Since, as David writes, "the majority of adult criminals started out in the juvenile justice system," it is critical to develop programs that will keep youth out of the criminal justice system. He understands that while there are a small number of juveniles who have committed crimes serious enough to warrant incarceration, punitive policies for most young offenders is inappropriate and leads to them becoming more persistent offenders.
Juvenile offenders can be held accountable for their acts without sweeping them into the criminal justice system. David is a strong believer in the restorative justice model, which "does a better job of holding youth accountable than the traditional justice system." Instead of seeking to punish those who break the law -- which encourages the offender to deny responsibility -- a restorative justice program holds him or her directly accountable to the people they harmed: "the 'punishment' is determined by the victim,the offender, and the community."
One of the many impressive aspects of David's approach to criminal justice is his emphasis on bringing the various stakeholders together and forging strong partnerships with the community. To reform the juvenile justice system he will work with educators, community leaders, law enforcement, and city agencies to: (1) address the over-representation of youth of color in the juvenile justice system; (2) address the unique needs of girls in the system; (3) focus on health at all levels; (4) continue reform of foster care; (5) focus on schools; and (6) expand focus on safe recreation, after-school and employment opportunities.

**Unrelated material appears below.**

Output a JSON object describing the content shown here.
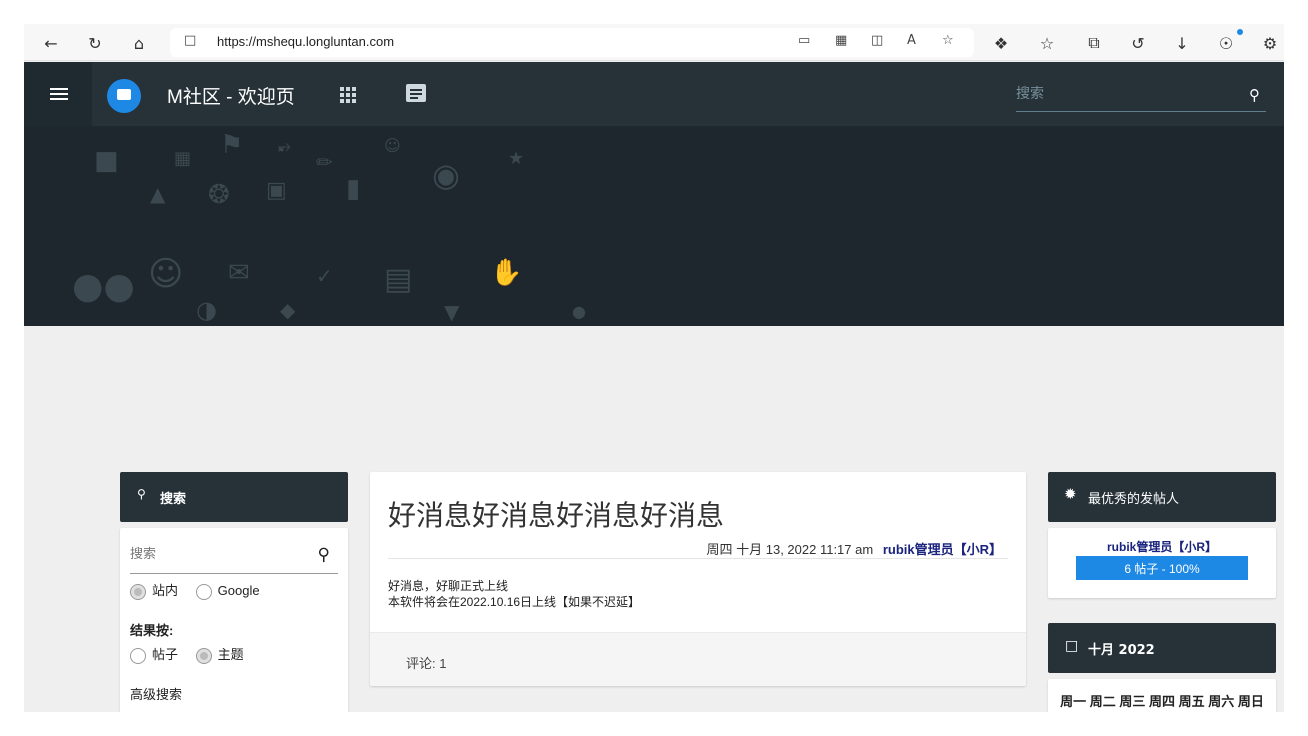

It is significant that David's first detailed policy initiative concerns juvenile justice and is designed to "cut crime at the source." It reflects his vision for criminal justice reform, which requires "fundamentally chang[ing] the way we prosecute, and prevent, crime." Rather than relying on knee-jerk, overly punitive responses to crime and violence, David will engage the community and implement policies in ways that will make us safer.